A class of generalized linear models

Assumptions:

  1. \(Z_{i}\) are i.i.d. random variables;
  1. \(Y_{i} \mid Z_i \sim f(\cdot)\) belongs to the exponential family;
  1. \(E[Y_{i}\mid Z_i] = m_i \mu_{i}\) and \(\text{Var}[Y_{i} \mid Z_i] = m_i V(\mu_{i})\);
  1. \(g(\mu_{i}) = \eta_i = d_i^\top \beta + Z_i\);
  1. \(Y_i \mid Z_i\) are mutually independent for \(i=1,\dots,n\).

Parameter Estimation

  • Likelihood function

The vector of unkown parameters is \(\theta=(\beta, \sigma^2)\) \[ L(\theta) = \prod_{i=1}^n \int_{-\infty}^{+\infty} [Z_i] [Y_i \mid Z_i] \: dY_i \]

  • Estimation Method

Maximize the likelihood using the Laplace approximation (glmer in the lme4 package).

  • Hypothesis Testing

    1. Obtain \(\hat{\theta}\) (MLE).
    2. Obtain \(\hat{\theta}_{0}\), the MLE constrained by fixing \(p\) values of \(\beta\) to 0.
    3. Compute the log-likelihood ratio:

    \[ D = 2(\log L(\hat{\theta}) - \log L(\hat{\theta}_0)) \sim \chi^2_{p} \]

    1. P-value: \(P(D > D_{obs} \mid H_0)\)

Example: Riverblindness in Liberia

glmer_fit.R

Coordinate Reference Systems (CRS)

Geographic vs. Projected CRS

  • A CRS defines how spatial data is projected onto the Earth’s surface.
  • Two main types:
    • Geographic CRS (Latitude/Longitude, e.g., WGS84)
    • Projected CRS (e.g., UTM, which uses meters for measurements)

Computing Distance

  • Distances in Geographic CRS (Lat/Lon) require geodesic calculations (e.g., Haversine formula).

  • Projecting to UTM allows for Euclidean distance calculations in meters.

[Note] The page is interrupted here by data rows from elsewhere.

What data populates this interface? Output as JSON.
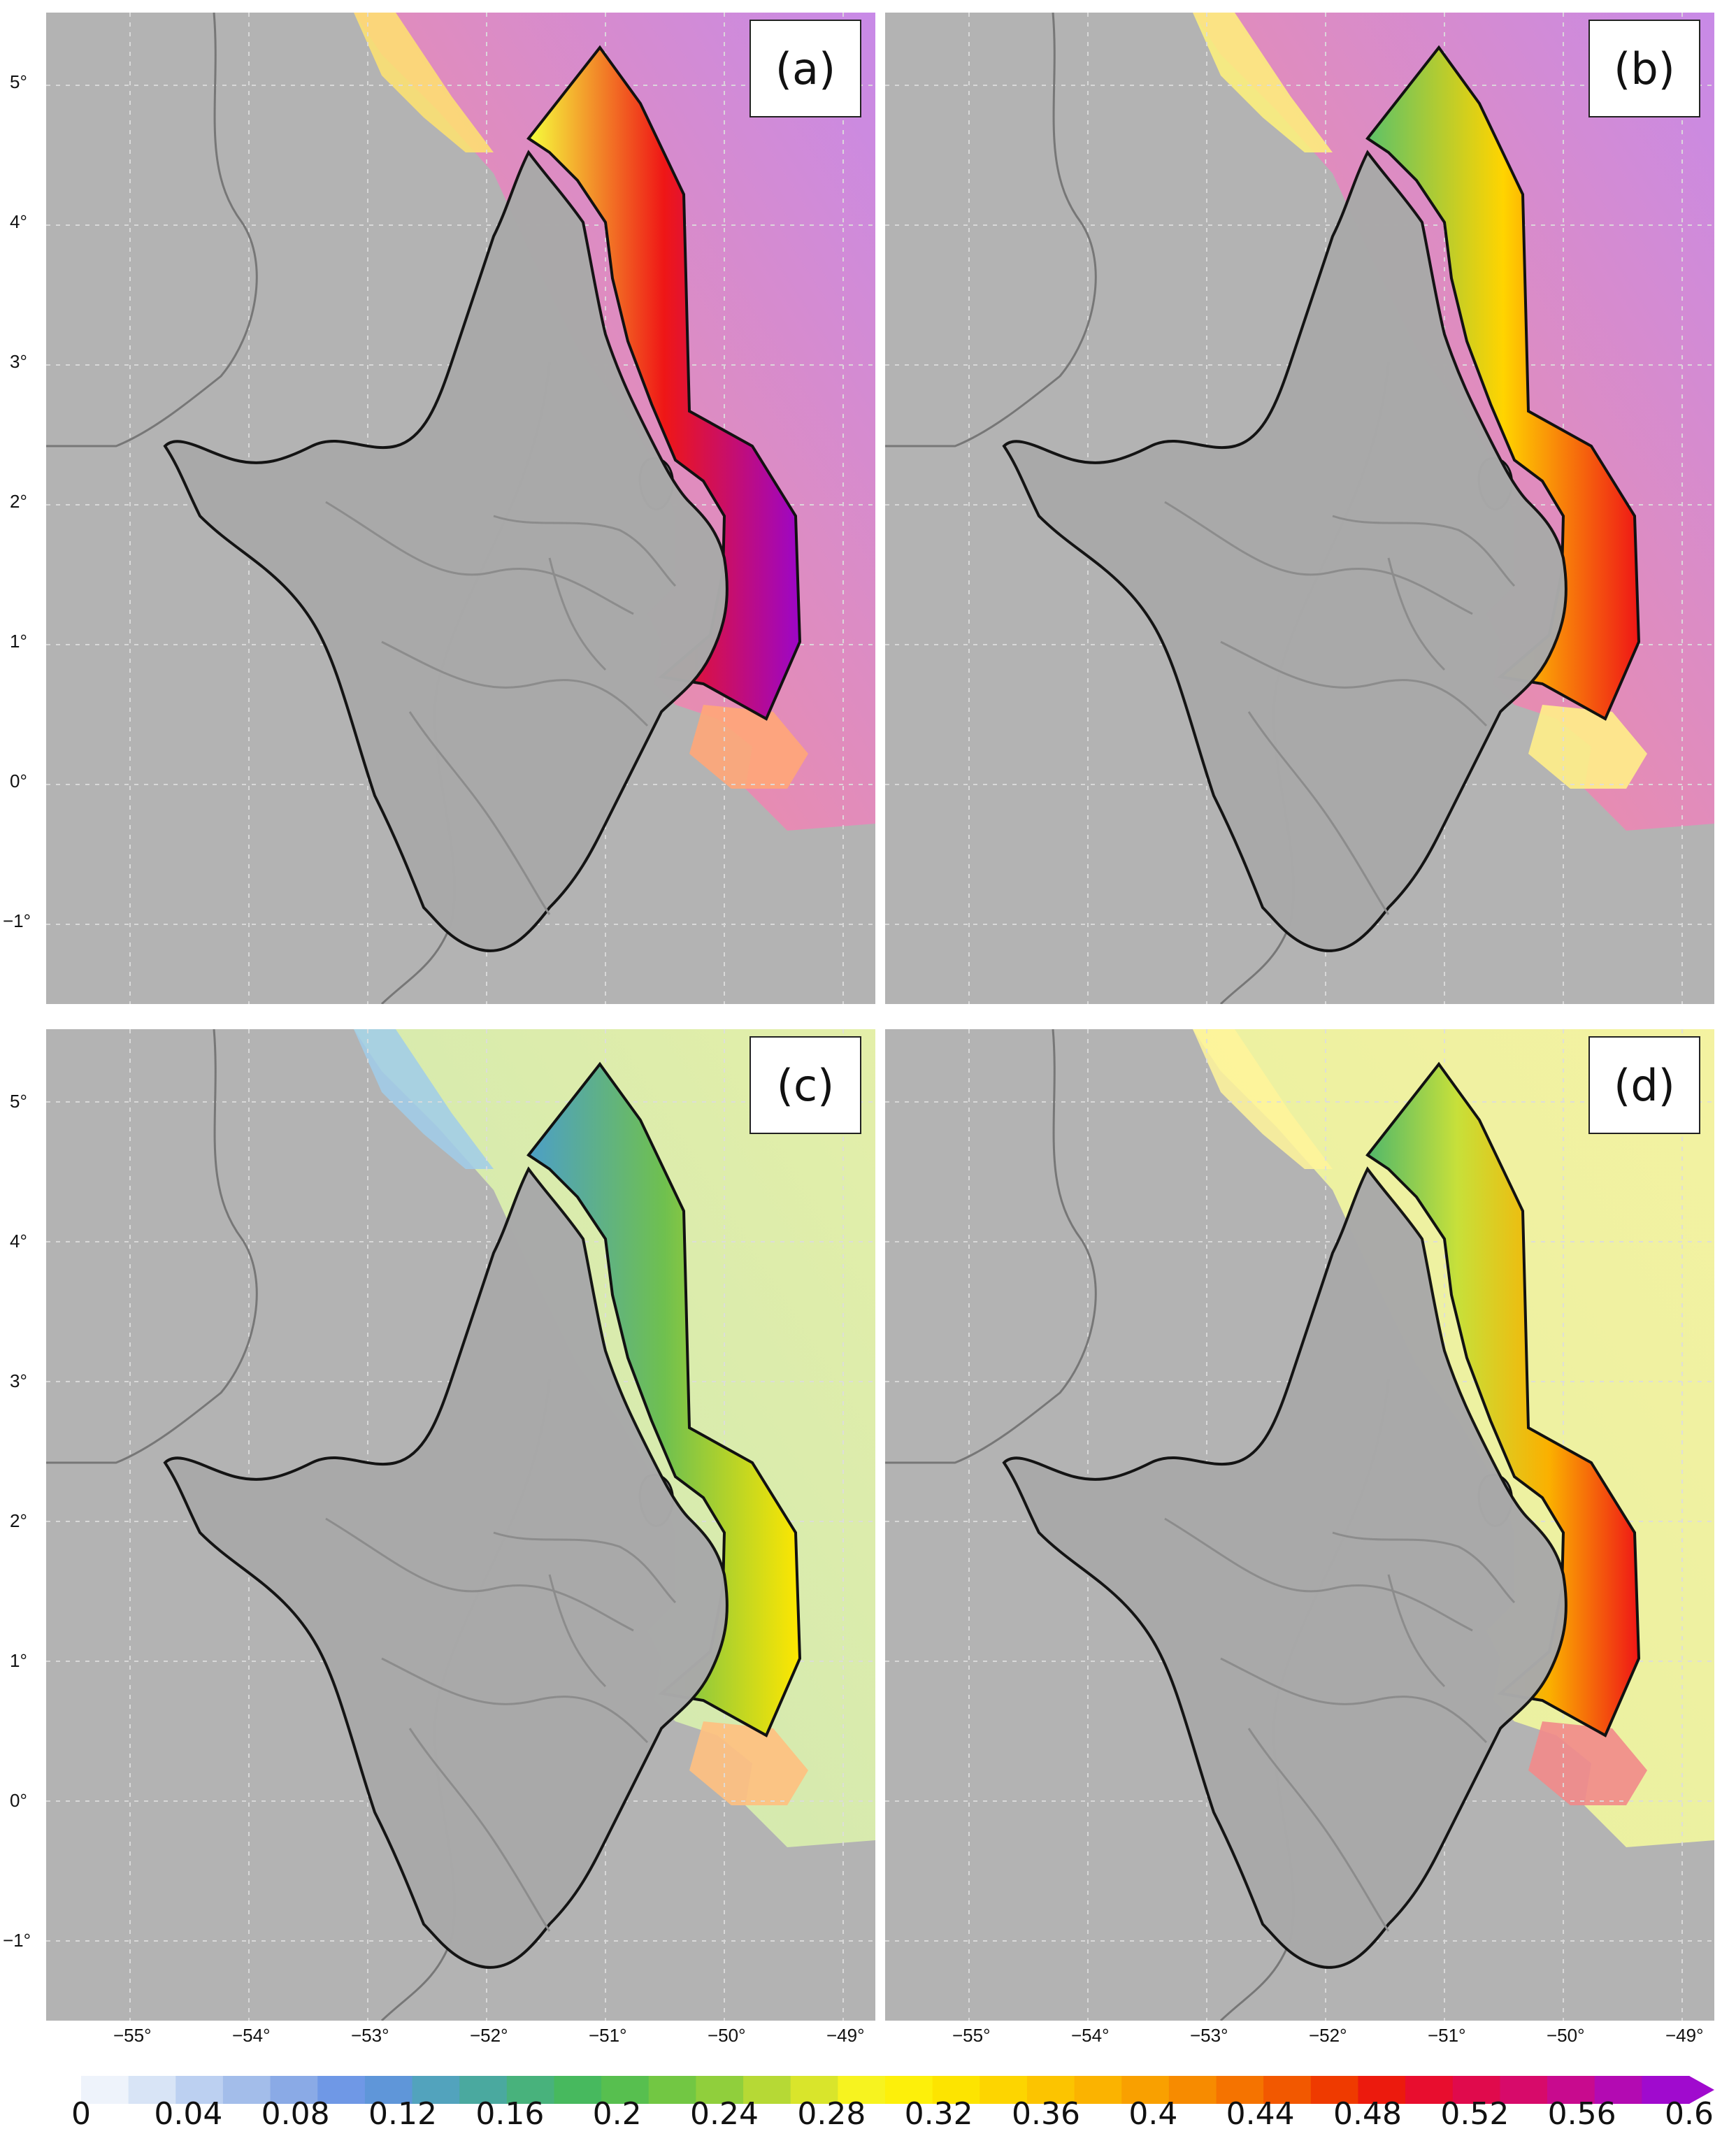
{
  "panels": [
    {
      "label": "(a)",
      "scheme": "a"
    },
    {
      "label": "(b)",
      "scheme": "b"
    },
    {
      "label": "(c)",
      "scheme": "c"
    },
    {
      "label": "(d)",
      "scheme": "d"
    }
  ],
  "y_axis_labels": [
    "5°",
    "4°",
    "3°",
    "2°",
    "1°",
    "0°",
    "−1°"
  ],
  "x_axis_labels": [
    "−55°",
    "−54°",
    "−53°",
    "−52°",
    "−51°",
    "−50°",
    "−49°"
  ],
  "colorbar": {
    "tick_labels": [
      "0",
      "0.04",
      "0.08",
      "0.12",
      "0.16",
      "0.2",
      "0.24",
      "0.28",
      "0.32",
      "0.36",
      "0.4",
      "0.44",
      "0.48",
      "0.52",
      "0.56",
      "0.6"
    ],
    "min": 0,
    "max": 0.6,
    "extend": "max",
    "colors": [
      "#eef3fb",
      "#d8e4f6",
      "#bcd0f1",
      "#a3bdea",
      "#8aaae6",
      "#6f98e6",
      "#5f96d9",
      "#52a3bd",
      "#4aa99f",
      "#48b27c",
      "#47b95e",
      "#57bf4f",
      "#72c743",
      "#90cf3c",
      "#b6d935",
      "#d9e52b",
      "#f7f31f",
      "#fdf00a",
      "#fde400",
      "#fdd500",
      "#fcc400",
      "#fbb300",
      "#f9a000",
      "#f78b00",
      "#f57300",
      "#f25800",
      "#ef3a00",
      "#ec1a0d",
      "#e80d2e",
      "#e00a4c",
      "#d70a6a",
      "#c80a8e",
      "#b30ab2",
      "#a00ace"
    ]
  }
}
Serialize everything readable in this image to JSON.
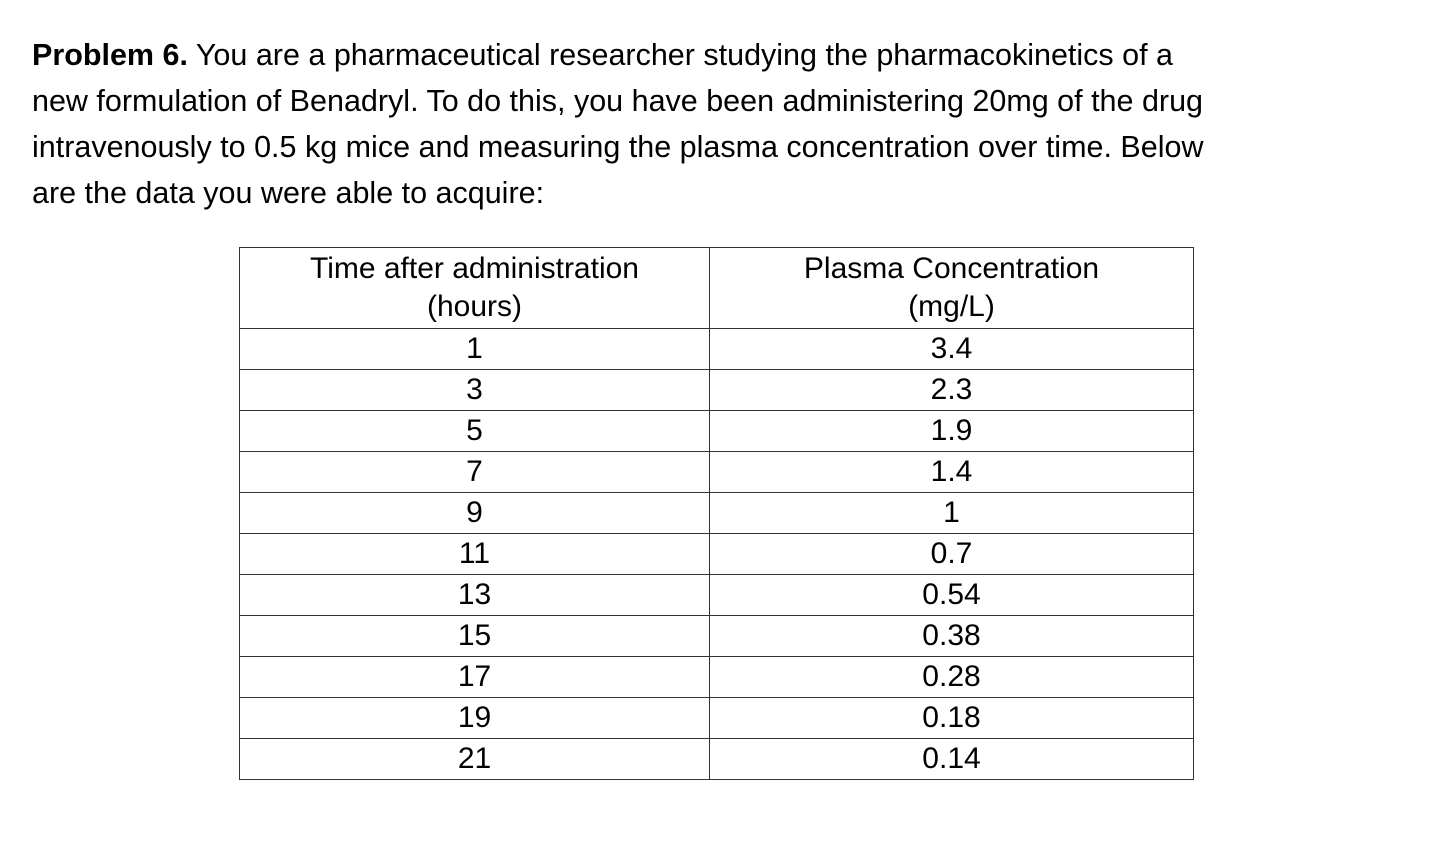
{
  "problem": {
    "label": "Problem 6.",
    "lines": [
      "You are a pharmaceutical researcher studying the pharmacokinetics of a",
      "new formulation of Benadryl. To do this, you have been administering 20mg of the drug",
      "intravenously to 0.5 kg mice and measuring the plasma concentration over time. Below",
      "are the data you were able to acquire:"
    ]
  },
  "table": {
    "header": [
      [
        "Time after administration",
        "(hours)"
      ],
      [
        "Plasma Concentration",
        "(mg/L)"
      ]
    ],
    "rows": [
      [
        1,
        3.4
      ],
      [
        3,
        2.3
      ],
      [
        5,
        1.9
      ],
      [
        7,
        1.4
      ],
      [
        9,
        1
      ],
      [
        11,
        0.7
      ],
      [
        13,
        0.54
      ],
      [
        15,
        0.38
      ],
      [
        17,
        0.28
      ],
      [
        19,
        0.18
      ],
      [
        21,
        0.14
      ]
    ]
  }
}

  • Conversion to UTM in R:

    library(sf)
    points <- st_as_sf(data.frame(lon = c(-0.1, -0.2), lat = c(51.5, 51.6)), 
                       coords = c("lon", "lat"), crs = 4326)
    points_utm <- st_transform(points, crs = 32630)

Spatial Data Formats

  • Shapefiles:
    • Vector data format for storing geometries (points, lines, polygons).
    • Commonly used in GIS applications.
  • Raster Files:
    • Grid-based data (e.g., satellite images, elevation models).

    • Each cell has a value representing an attribute (e.g., temperature, elevation).

Mapping with covariates only {.smaller]}

Consider the following GLMM for the Liberia data on riverblindness. \[ \log\left\{\frac{p(x_i)}{1-p(x_i)}\right\} = \beta_0 + \beta_1 \log\{e(x_i)\} + Z_i \] where \(e(x)\) is the elevation in meters at location \(x\) and \(Z_i \sim N(0,\tau^2)\) i.d.d.

Question: How can we use this model for mapping?